A 6-foot-7 left fielder who made the World Players Top 150 in 1997, Richardson is remembered as a player with a big game and bags of great potential. However, his genius personality may not have satisfied the blunt nature of elite tennis.
Perhaps his personality is more suited to training, and he’s actually taken a closer role in his son Rocco’s recent development. Shortly after parting ways with Raducanu, Richardson accepted a job as head coach of David Ferrer Academy in Spain, where Rocco was among the pupils.
“There were a lot of family logistics to think about,” Richardson said of the period after his deal with Raducanu ended. “One of the sons was changing schools and I had to find a tennis case to work with Rocco and I needed to find a job. Putting it all together was very complicated, and there were still Covid restrictions around which made it even more difficult.
“Any parent who has a child who is serious about their tennis will recognize the fact that it can be a complicated business and that a lot of sacrifices have to be made.”

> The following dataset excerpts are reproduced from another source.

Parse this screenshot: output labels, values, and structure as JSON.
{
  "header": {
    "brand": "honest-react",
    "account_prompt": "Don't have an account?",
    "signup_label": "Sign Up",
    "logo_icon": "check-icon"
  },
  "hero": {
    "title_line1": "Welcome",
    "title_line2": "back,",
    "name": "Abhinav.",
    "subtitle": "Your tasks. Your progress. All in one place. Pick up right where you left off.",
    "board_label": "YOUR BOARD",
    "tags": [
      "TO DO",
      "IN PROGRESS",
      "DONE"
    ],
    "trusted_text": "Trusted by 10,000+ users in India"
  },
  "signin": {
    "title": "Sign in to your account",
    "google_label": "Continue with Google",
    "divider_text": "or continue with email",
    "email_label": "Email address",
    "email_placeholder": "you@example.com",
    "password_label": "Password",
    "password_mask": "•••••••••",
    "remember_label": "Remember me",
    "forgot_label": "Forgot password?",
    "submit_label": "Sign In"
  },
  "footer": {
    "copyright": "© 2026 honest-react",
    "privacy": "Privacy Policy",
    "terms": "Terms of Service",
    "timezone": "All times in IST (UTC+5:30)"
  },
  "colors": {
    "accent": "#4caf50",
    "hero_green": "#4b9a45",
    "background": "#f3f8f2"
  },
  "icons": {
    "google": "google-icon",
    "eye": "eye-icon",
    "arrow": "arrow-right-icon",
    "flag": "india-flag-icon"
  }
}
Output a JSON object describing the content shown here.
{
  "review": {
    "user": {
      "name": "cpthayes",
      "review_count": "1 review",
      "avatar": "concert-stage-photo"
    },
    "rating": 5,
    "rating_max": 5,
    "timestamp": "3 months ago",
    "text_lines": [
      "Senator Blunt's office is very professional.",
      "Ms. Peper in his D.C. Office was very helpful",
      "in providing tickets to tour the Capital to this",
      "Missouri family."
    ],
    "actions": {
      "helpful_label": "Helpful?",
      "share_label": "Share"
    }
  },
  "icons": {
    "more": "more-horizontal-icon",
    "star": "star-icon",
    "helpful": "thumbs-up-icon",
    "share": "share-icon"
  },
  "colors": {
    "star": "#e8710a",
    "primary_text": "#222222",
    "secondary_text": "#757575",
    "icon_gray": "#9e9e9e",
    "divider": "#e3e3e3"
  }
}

Meanwhile, Raducano has embarked on what has been a bumpy road since winning the US Open. Her winning percentage was less than 50 at the time, but the biggest problem was the lack of a match: just 51 in over a year and a half. She is currently recovering from wrist surgery (see below).
As for the coaches, There was a sense of instability last year. Turbine Peltz followed Richardson but left in April, and then a hiatus followed. Jane O’Donoghue – a childhood educator now with the Royal Bank of Canada – provided informal support at Wimbledon.
Dmitri Tursunov next arrived in late summer, only to leave with a parting shot about “red flags”. Raducanu hired Germany’s Sebastian Sachs at the end of last year, but he now faces a lengthy layoff after undergoing operations on both wrists and ankles this month.